Could it be related to https://github.com/gravitational/teleport/pull/16017 ?
It seems to be not related. This issue was observed in Teleport version - 9.3.8
where #16017 was backported only to Teleport v10
I confirm, the issue has been reproduced with Teleport 10.3.1
@gpr I would like to ask you about sharing more details about your setup. We have tried to reproduce it based on the ticked description but we didn't manage to reproduce this error.

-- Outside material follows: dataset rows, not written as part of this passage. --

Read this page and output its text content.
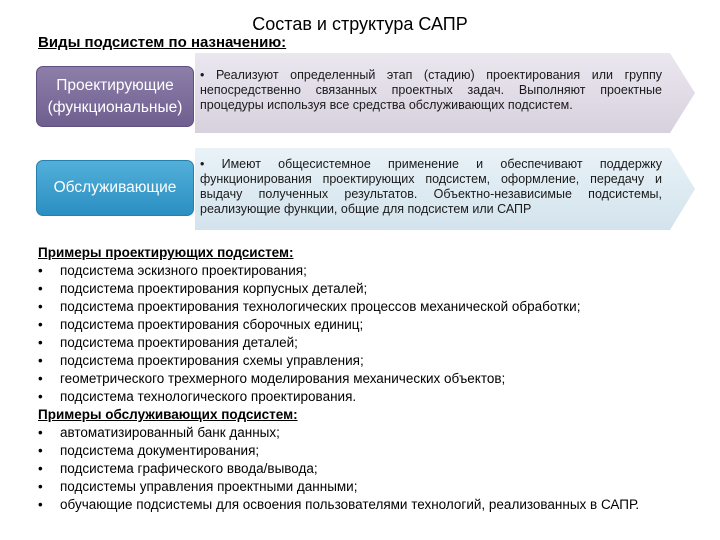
Состав и структура САПР
Виды подсистем по назначению:

• Реализуют определенный этап (стадию) проектирования или группу непосредственно связанных проектных задач. Выполняют проектные процедуры используя все средства обслуживающих подсистем.

Проектирующие (функциональные)

• Имеют общесистемное применение и обеспечивают поддержку функционирования проектирующих подсистем, оформление, передачу и выдачу полученных результатов. Объектно-независимые подсистемы, реализующие функции, общие для подсистем или САПР

Обслуживающие
Примеры проектирующих подсистем:
• подсистема эскизного проектирования;
• подсистема проектирования корпусных деталей;
• подсистема проектирования технологических процессов механической обработки;
• подсистема проектирования сборочных единиц;
• подсистема проектирования деталей;
• подсистема проектирования схемы управления;
• геометрического трехмерного моделирования механических объектов;
• подсистема технологического проектирования.
Примеры обслуживающих подсистем:
• автоматизированный банк данных;
• подсистема документирования;
• подсистема графического ввода/вывода;
• подсистемы управления проектными данными;
• обучающие подсистемы для освоения пользователями технологий, реализованных в САПР.
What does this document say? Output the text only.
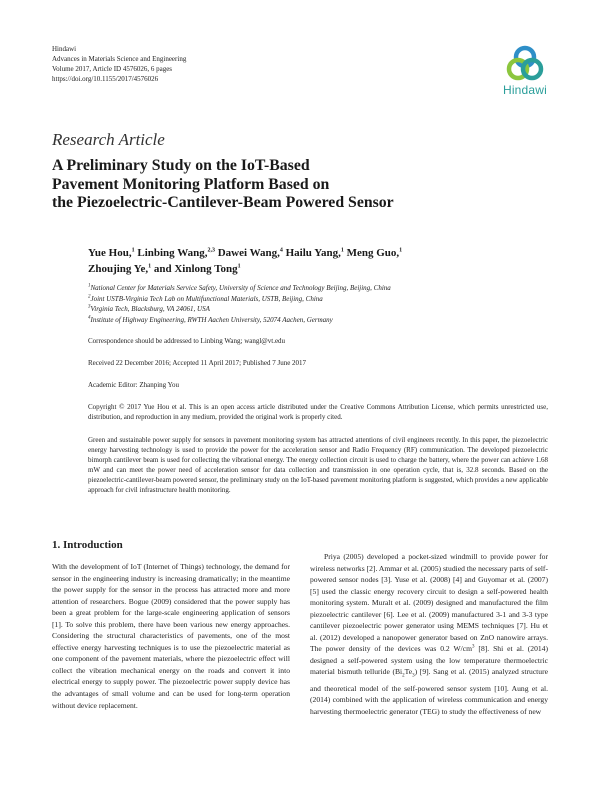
Hindawi
Advances in Materials Science and Engineering
Volume 2017, Article ID 4576026, 6 pages
https://doi.org/10.1155/2017/4576026
Hindawi
Research Article
A Preliminary Study on the IoT-Based
Pavement Monitoring Platform Based on
the Piezoelectric-Cantilever-Beam Powered Sensor
Yue Hou,$^1$ Linbing Wang,$^{2,3}$ Dawei Wang,$^4$ Hailu Yang,$^1$ Meng Guo,$^1$
Zhoujing Ye,$^1$ and Xinlong Tong$^1$
$^1$National Center for Materials Service Safety, University of Science and Technology Beijing, Beijing, China
$^2$Joint USTB-Virginia Tech Lab on Multifunctional Materials, USTB, Beijing, China
$^3$Virginia Tech, Blacksburg, VA 24061, USA
$^4$Institute of Highway Engineering, RWTH Aachen University, 52074 Aachen, Germany
Correspondence should be addressed to Linbing Wang; wangl@vt.edu
Received 22 December 2016; Accepted 11 April 2017; Published 7 June 2017
Academic Editor: Zhanping You

Copyright © 2017 Yue Hou et al. This is an open access article distributed under the Creative Commons Attribution License, which permits unrestricted use, distribution, and reproduction in any medium, provided the original work is properly cited.

Green and sustainable power supply for sensors in pavement monitoring system has attracted attentions of civil engineers recently. In this paper, the piezoelectric energy harvesting technology is used to provide the power for the acceleration sensor and Radio Frequency (RF) communication. The developed piezoelectric bimorph cantilever beam is used for collecting the vibrational energy. The energy collection circuit is used to charge the battery, where the power can achieve 1.68 mW and can meet the power need of acceleration sensor for data collection and transmission in one operation cycle, that is, 32.8 seconds. Based on the piezoelectric-cantilever-beam powered sensor, the preliminary study on the IoT-based pavement monitoring platform is suggested, which provides a new applicable approach for civil infrastructure health monitoring.

1. Introduction

With the development of IoT (Internet of Things) technology, the demand for sensor in the engineering industry is increasing dramatically; in the meantime the power supply for the sensor in the process has attracted more and more attention of researchers. Bogue (2009) considered that the power supply has been a great problem for the large-scale engineering application of sensors [1]. To solve this problem, there have been various new energy approaches. Considering the structural characteristics of pavements, one of the most effective energy harvesting techniques is to use the piezoelectric material as one component of the pavement materials, where the piezoelectric effect will collect the vibration mechanical energy on the roads and convert it into electrical energy to supply power. The piezoelectric power supply device has the advantages of small volume and can be used for long-term operation without device replacement.

Priya (2005) developed a pocket-sized windmill to provide power for wireless networks [2]. Ammar et al. (2005) studied the necessary parts of self-powered sensor nodes [3]. Yuse et al. (2008) [4] and Guyomar et al. (2007) [5] used the classic energy recovery circuit to design a self-powered health monitoring system. Muralt et al. (2009) designed and manufactured the film piezoelectric cantilever [6]. Lee et al. (2009) manufactured 3-1 and 3-3 type cantilever piezoelectric power generator using MEMS techniques [7]. Hu et al. (2012) developed a nanopower generator based on ZnO nanowire arrays. The power density of the devices was 0.2 $W/cm^3$ [8]. Shi et al. (2014) designed a self-powered system using the low temperature thermoelectric material bismuth telluride $(Bi_2Te_3)$ [9]. Sang et al. (2015) analyzed structure and theoretical model of the self-powered sensor system [10]. Aung et al. (2014) combined with the application of wireless communication and energy harvesting thermoelectric generator (TEG) to study the effectiveness of new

Are are you using any kind of Load balancer between tsh/ mongo client and teleport proxy ?
@smallinsky yes AWS ELB.
Hey, I managed to reproduce it with the flowing consistently:
- MongoDB running on an x86_64 image (I've tried arm64 but without success, even when the Ubuntu/MongoDB versions are the same);
- Config server (mongod), two shard servers (mongod), and one router (mongos);
- With the
allowConnectionsWithoutCertificates: true
: I'm not sure if I misconfigured when using a certificate; I'll try to configure it properly later to see if this prevents the issue (it could be related);
Right now, I'm debugging it to see what is causing the issue, as a what I have seen already:
- This happens only with extensive collections (as described in the issue), even if they're located in a single shard;
- Shards logs don't show any error. The router shows only a
SocketException: Broken pipe.
after the Teleport error. So it seems to be an error only on the Teleport -> Router communication;
I will look more in-depth and debug the MongoDB driver (as the error is happening there). Not sure if the issue is on the driver itself (I've looked on the issues list and didn't find anything related to this) or with our reading message flow (more likely).

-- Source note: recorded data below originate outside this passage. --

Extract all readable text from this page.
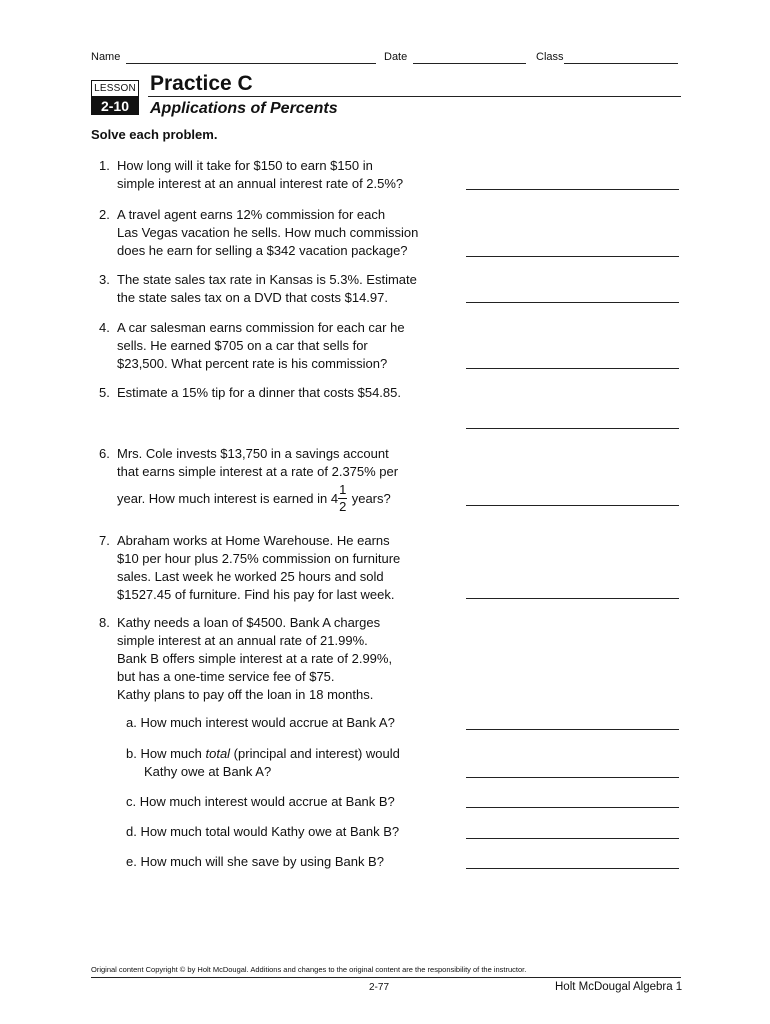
Name	Date	Class
LESSON
2-10
Practice C
Applications of Percents
Solve each problem.
1. How long will it take for $150 to earn $150 in
simple interest at an annual interest rate of 2.5%?
2. A travel agent earns 12% commission for each
Las Vegas vacation he sells. How much commission
does he earn for selling a $342 vacation package?
3. The state sales tax rate in Kansas is 5.3%. Estimate
the state sales tax on a DVD that costs $14.97.
4. A car salesman earns commission for each car he
sells. He earned $705 on a car that sells for
$23,500. What percent rate is his commission?
5. Estimate a 15% tip for a dinner that costs $54.85.
6. Mrs. Cole invests $13,750 in a savings account
that earns simple interest at a rate of 2.375% per
year. How much interest is earned in $4 \frac{1}{2}$ years?
7. Abraham works at Home Warehouse. He earns
$10 per hour plus 2.75% commission on furniture
sales. Last week he worked 25 hours and sold
$1527.45 of furniture. Find his pay for last week.
8. Kathy needs a loan of $4500. Bank A charges
simple interest at an annual rate of 21.99%.
Bank B offers simple interest at a rate of 2.99%,
but has a one-time service fee of $75.
Kathy plans to pay off the loan in 18 months.
a. How much interest would accrue at Bank A?
b. How much total (principal and interest) would
Kathy owe at Bank A?
c. How much interest would accrue at Bank B?
d. How much total would Kathy owe at Bank B?
e. How much will she save by using Bank B?
Original content Copyright © by Holt McDougal. Additions and changes to the original content are the responsibility of the instructor.
2-77	Holt McDougal Algebra 1
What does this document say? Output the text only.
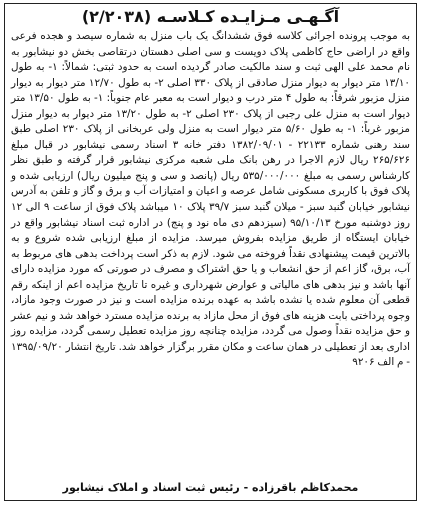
آگـهـی مـزایـده کـلاسـه (۲/۲۰۳۸)

به موجب پرونده اجرائی کلاسه فوق ششدانگ یک باب منزل به شماره سیصد و هجده فرعی واقع در اراضی حاج کاظمی پلاک دویست و سی اصلی دهستان درتقاصی بخش دو نیشابور به نام محمد علی الهی ثبت و سند مالکیت صادر گردیده است به حدود ثبتی: شمالاً: ۱- به طول ۱۳/۱۰ متر دیوار به دیوار منزل صادقی از پلاک ۳۳۰ اصلی ۲- به طول ۱۲/۷۰ متر دیوار به دیوار منزل مزبور شرقاً: به طول ۴ متر درب و دیوار است به معبر عام جنوباً: ۱- به طول ۱۳/۵۰ متر دیوار است به منزل علی رجبی از پلاک ۲۳۰ اصلی ۲- به طول ۱۳/۲۰ متر دیوار به دیوار منزل مزبور غرباً: ۱- به طول ۵/۶۰ متر دیوار است به منزل ولی عربخانی از پلاک ۲۳۰ اصلی طبق سند رهنی شماره ۲۲۱۳۳ - ۱۳۸۲/۰۹/۰۱ دفتر خانه ۳ اسناد رسمی نیشابور در قبال مبلغ ۲۶۵/۶۲۶ ریال لازم الاجرا در رهن بانک ملی شعبه مرکزی نیشابور قرار گرفته و طبق نظر کارشناس رسمی به مبلغ ۵۳۵/۰۰۰/۰۰۰ ریال (پانصد و سی و پنج میلیون ریال) ارزیابی شده و پلاک فوق با کاربری مسکونی شامل عرصه و اعیان و امتیازات آب و برق و گاز و تلفن به آدرس نیشابور خیابان گنبد سبز - میلان گنبد سبز ۳۹/۷ پلاک ۱۰ میباشد پلاک فوق از ساعت ۹ الی ۱۲ روز دوشنبه مورخ ۹۵/۱۰/۱۳ (سیزدهم دی ماه نود و پنج) در اداره ثبت اسناد نیشابور واقع در خیابان ایستگاه از طریق مزایده بفروش میرسد. مزایده از مبلغ ارزیابی شده شروع و به بالاترین قیمت پیشنهادی نقداً فروخته می شود. لازم به ذکر است پرداخت بدهی های مربوط به آب، برق، گاز اعم از حق انشعاب و یا حق اشتراک و مصرف در صورتی که مورد مزایده دارای آنها باشد و نیز بدهی های مالیاتی و عوارض شهرداری و غیره تا تاریخ مزایده اعم از اینکه رقم قطعی آن معلوم شده یا نشده باشد به عهده برنده مزایده است و نیز در صورت وجود مازاد، وجوه پرداختی بابت هزینه های فوق از محل مازاد به برنده مزایده مسترد خواهد شد و نیم عشر و حق مزایده نقداً وصول می گردد، مزایده چنانچه روز مزایده تعطیل رسمی گردد، مزایده روز اداری بعد از تعطیلی در همان ساعت و مکان مقرر برگزار خواهد شد. تاریخ انتشار ۱۳۹۵/۰۹/۲۰ - م الف ۹۲۰۶

محمدکاظم باقرزاده - رئیس ثبت اسناد و املاک نیشابور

After some testing, I found that this issue happens when connecting directly to the mongos
instance (without Teleport). I managed to get it to work by changing the net.serviceExecutor
from adaptive
to synchronous
.
I couldn't find any issue on the MongoDB tracking that was directly related to this. After some investigation, it seems that when using net.ServiceExecutor: adaptive
the mongos
instance uses multiple threads to manage connections, which doesn't seem to play well with this version of OpenSSL. And it could be causing the bad_record_mac
error on the Teleport side.
I suggest changing the configuration to see if it solves the issue for your deployment. It is worth mentioning that the adaptive
option is deprecated on MongoDB v4, and the net.serviceExecutor
is removed from v5 and beyond, so if you're planning to update your instances, this will be new behavior.
Let me know if you have any questions. Thanks!
we were connected yesterday as I tried this option too. I confirm that it works many thanks for the deep analysis @gabrielcorado; very useful.
Sounds like this is not Teleport issue and the workaround is available. Closing this, feel free to reopen if it's still an issue.